Un inferno costituito da gironi danteschi infiniti. Gli acquisti tra spintoni e prepotenti, le file alle casse dei supermercati con l’orologio le cui lancette sono sicuramente rotte: corrono troppo. Si sbuffa, s’impreca e si litiga per nulla. Per una parola, per una prepotenza che non si vuol subire, per la troppa gente che s’accalca, perché c’ero prima io, perché come si permette…
Nervosi persino i commessi che indossano sorrisi professionali assieme alla divisa, al grembiule, al cappellino da Babbo Natale con la lucina in cima.
Fuori, per strada, suonano le cornamuse. Un suono lontano, retaggio di antiche pastorali adoranti il Bambino. Nessuno le ascolta, neanche loro si ascoltano più.
Le strenne s’ammassano sotto alberi di plastica, illuminati da minuscole piccole stelle artificiali, ora sì, ora no. Scandiscono i minuti che ancora mancano alla fatidica data.
Finestre illuminate a giorno, dai colori accesi, mostrano moderne stelle comete che hanno smarrito la via.
Ad ogni angolo di strada, mendicanti laceri. Medievali mani tese che non incontrano più nessuna pietà o timor di Dio. Guardati con sdegno e fastidio, le teste si girano dalla parte opposta. Non si può sciupare lo scintillio con l’insana vista.
Anche loro, i mendicanti, fanno parte del gioco. Sanno che qualche coscienza si scuoterà, riempiendo il cappello con monetine minuscole e effimere, che tacitano le coscienze e fanno allineare lo spirito al periodo.
Noi, al caldo delle nostre case, con il brodo fumante al tortellino ripieno, come le pance dopo i luculliani pasti. Si aprono i pacchi infiocchettati, contenenti cose piuttosto inutili, che si ricicleranno alla prima occasione, nel migliore dei casi. Molti brilleranno gli ultimi bagliori di una festa ormai al termine, nei cassonetti, assieme alle carte gettate, agli abeti seccati, ai resti dei pranzi troppo ricchi per poterli consumare tutti.
Attorno a quei cassonetti che non verranno svuotati che a festa finita, brulicano disperati alla ricerca di qualche briciola rimasta.

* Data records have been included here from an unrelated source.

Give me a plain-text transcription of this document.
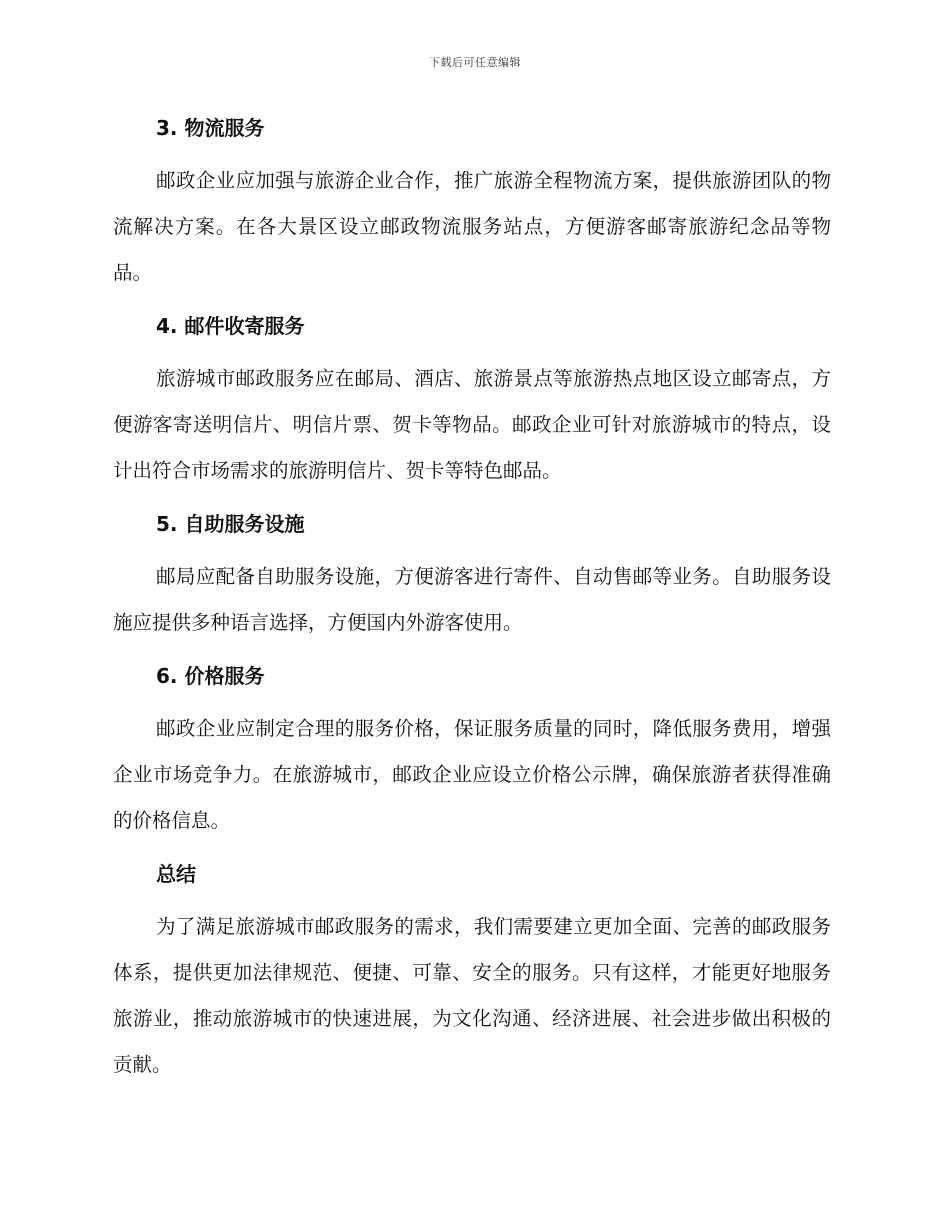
下载后可任意编辑
3. 物流服务

邮政企业应加强与旅游企业合作，推广旅游全程物流方案，提供旅游团队的物流解决方案。在各大景区设立邮政物流服务站点，方便游客邮寄旅游纪念品等物品。

4. 邮件收寄服务

旅游城市邮政服务应在邮局、酒店、旅游景点等旅游热点地区设立邮寄点，方便游客寄送明信片、明信片票、贺卡等物品。邮政企业可针对旅游城市的特点，设计出符合市场需求的旅游明信片、贺卡等特色邮品。

5. 自助服务设施

邮局应配备自助服务设施，方便游客进行寄件、自动售邮等业务。自助服务设施应提供多种语言选择，方便国内外游客使用。

6. 价格服务

邮政企业应制定合理的服务价格，保证服务质量的同时，降低服务费用，增强企业市场竞争力。在旅游城市，邮政企业应设立价格公示牌，确保旅游者获得准确的价格信息。

总结

为了满足旅游城市邮政服务的需求，我们需要建立更加全面、完善的邮政服务体系，提供更加法律规范、便捷、可靠、安全的服务。只有这样，才能更好地服务旅游业，推动旅游城市的快速进展，为文化沟通、经济进展、社会进步做出积极的贡献。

Pace, amore e fratellanza ma riempiamoci la pancia. E’ questo il Natale di oggi? Le famiglie si riuniscono per commemorare la Celestiale nascita. Forse era così in tempi antichi, quando la parola famiglia aveva un significato profondo  e quando c'era fede e fratellanza, o forse sono io, illusa dalle storie imparate a scuola o sui libri. Ora ci si riempie la bocca con tale parola, la si usa a sproposito ma davanti la tavola imbandita dalla tovaglia rossa, s'incontrano persone che non si vedono dal Natale passato. Non hanno nulla da dirsi e forse è meglio così, perchè certi incontri, a volte, riesumano antichi rancori familiari.

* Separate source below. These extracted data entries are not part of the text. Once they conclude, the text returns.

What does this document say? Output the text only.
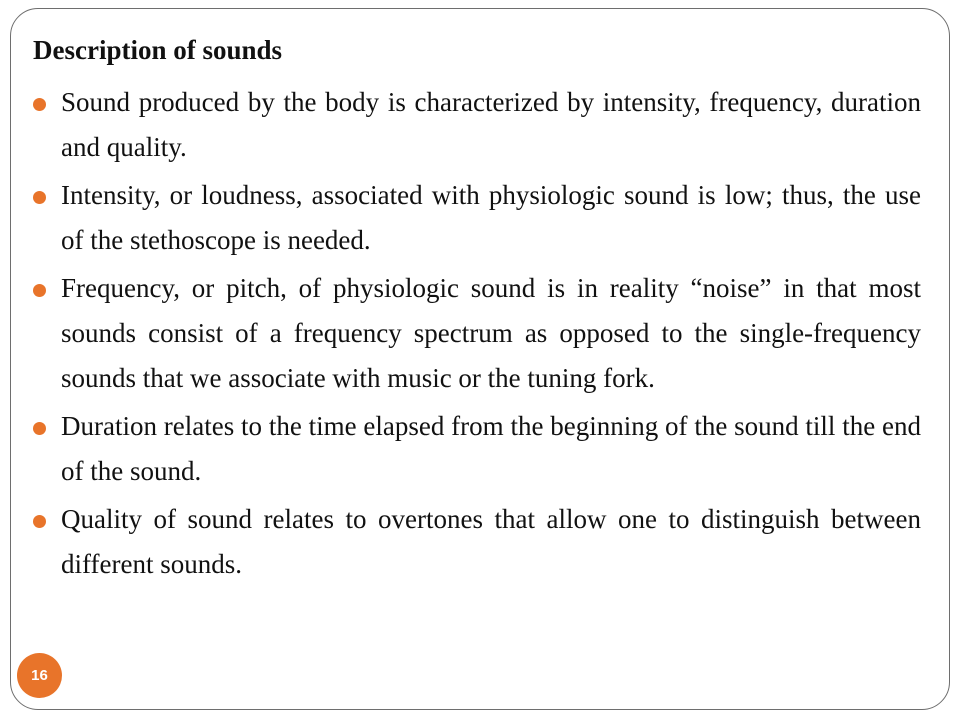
Description of sounds
Sound produced by the body is characterized by intensity, frequency, duration and quality.
Intensity, or loudness, associated with physiologic sound is low; thus, the use of the stethoscope is needed.
Frequency, or pitch, of physiologic sound is in reality “noise” in that most sounds consist of a frequency spectrum as opposed to the single-frequency sounds that we associate with music or the tuning fork.
Duration relates to the time elapsed from the beginning of the sound till the end of the sound.
Quality of sound relates to overtones that allow one to distinguish between different sounds.
16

Le chiese hanno già cominciato da tempo ad allestire presepi con acque cristalline. Piccoli fiumi in miniatura bagnano personaggi immobili ed impassibili. Anche il Bambino s’è pietrificato. Non sgambetta allegramente nella mangiatoia. E’ lì fermo, statico, con la gambina in aria e le guance paffutelle, rese rosee da un pennello artificiale.

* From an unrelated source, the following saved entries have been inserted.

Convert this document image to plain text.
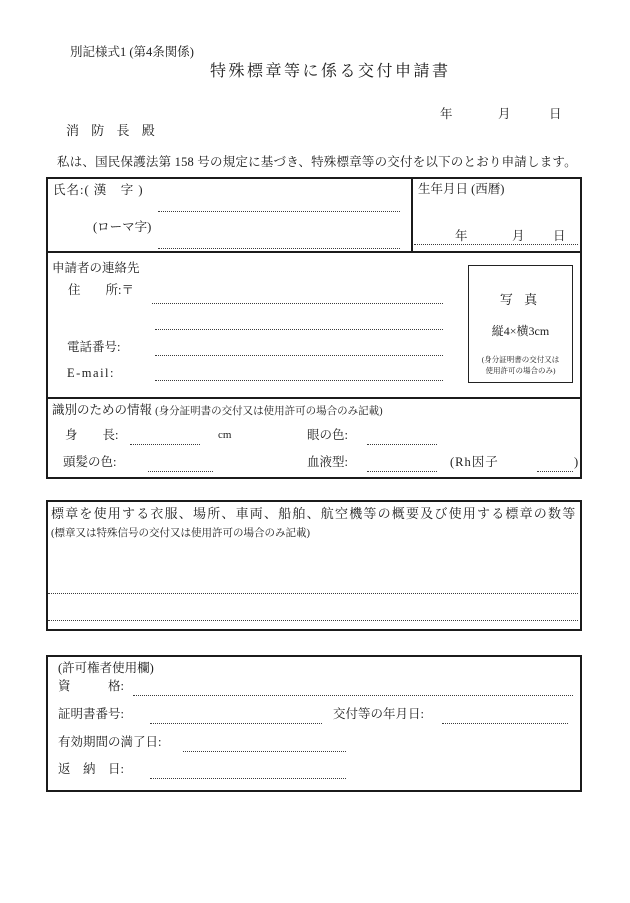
別記様式1 (第4条関係)
特殊標章等に係る交付申請書
年	月	日
消 防 長 殿
私は、国民保護法第 158 号の規定に基づき、特殊標章等の交付を以下のとおり申請します。
氏名:( 漢　字 )
(ローマ字)
生年月日 (西暦)
年	月 日
申請者の連絡先
住　　所:〒
電話番号:
E-mail:
写 真
縦4×横3cm
(身分証明書の交付又は
使用許可の場合のみ)
識別のための情報 (身分証明書の交付又は使用許可の場合のみ記載)
身　　長:	cm	眼の色:
頭髪の色:	血液型:	(Rh因子	)
標章を使用する衣服、場所、車両、船舶、航空機等の概要及び使用する標章の数等
(標章又は特殊信号の交付又は使用許可の場合のみ記載)
(許可権者使用欄)
資　　　格:
証明書番号:	交付等の年月日:
有効期間の満了日:
返　納　日:
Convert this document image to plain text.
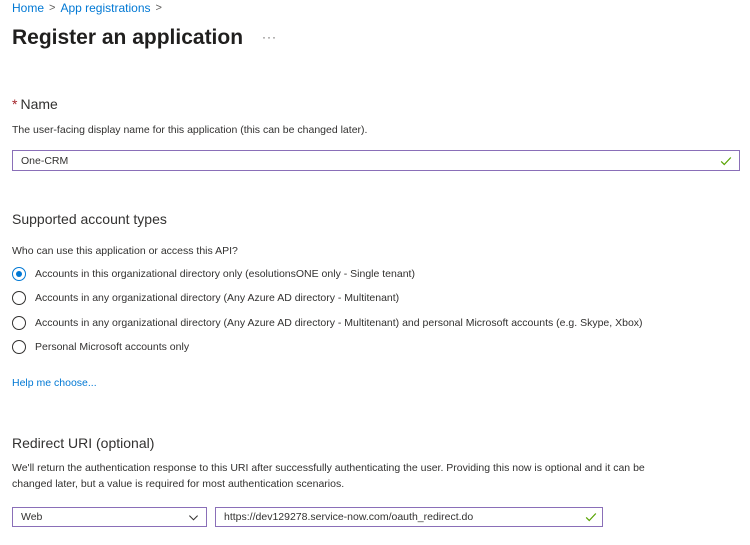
Home > App registrations >
Register an application ···
* Name
The user-facing display name for this application (this can be changed later).
One-CRM
Supported account types
Who can use this application or access this API?
Accounts in this organizational directory only (esolutionsONE only - Single tenant)
Accounts in any organizational directory (Any Azure AD directory - Multitenant)
Accounts in any organizational directory (Any Azure AD directory - Multitenant) and personal Microsoft accounts (e.g. Skype, Xbox)
Personal Microsoft accounts only
Help me choose...
Redirect URI (optional)
We'll return the authentication response to this URI after successfully authenticating the user. Providing this now is optional and it can be
changed later, but a value is required for most authentication scenarios.
Web
https://dev129278.service-now.com/oauth_redirect.do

Maria, i Magi, i pastorelli e la musica di sottofondo, tutto come allora, come la tradizione tramanda, come è nelle Scritture. Non tutto è come allora, nulla è come allora.
 Dov’è l’Astro del Ciel della musichetta registrata? L’abbiamo gettato in uno scatolone polveroso, in fondo ad una buia cantina. Lo tiriamo fuori una volta l’anno e assieme a lui, lustriamo le nostre coscienze.
Voglio sperare che per una volta, una soltanto, qualcuno si soffermi su quel piccolo Bambino di coccio, e lo faccia tornare vivo e sgambettante.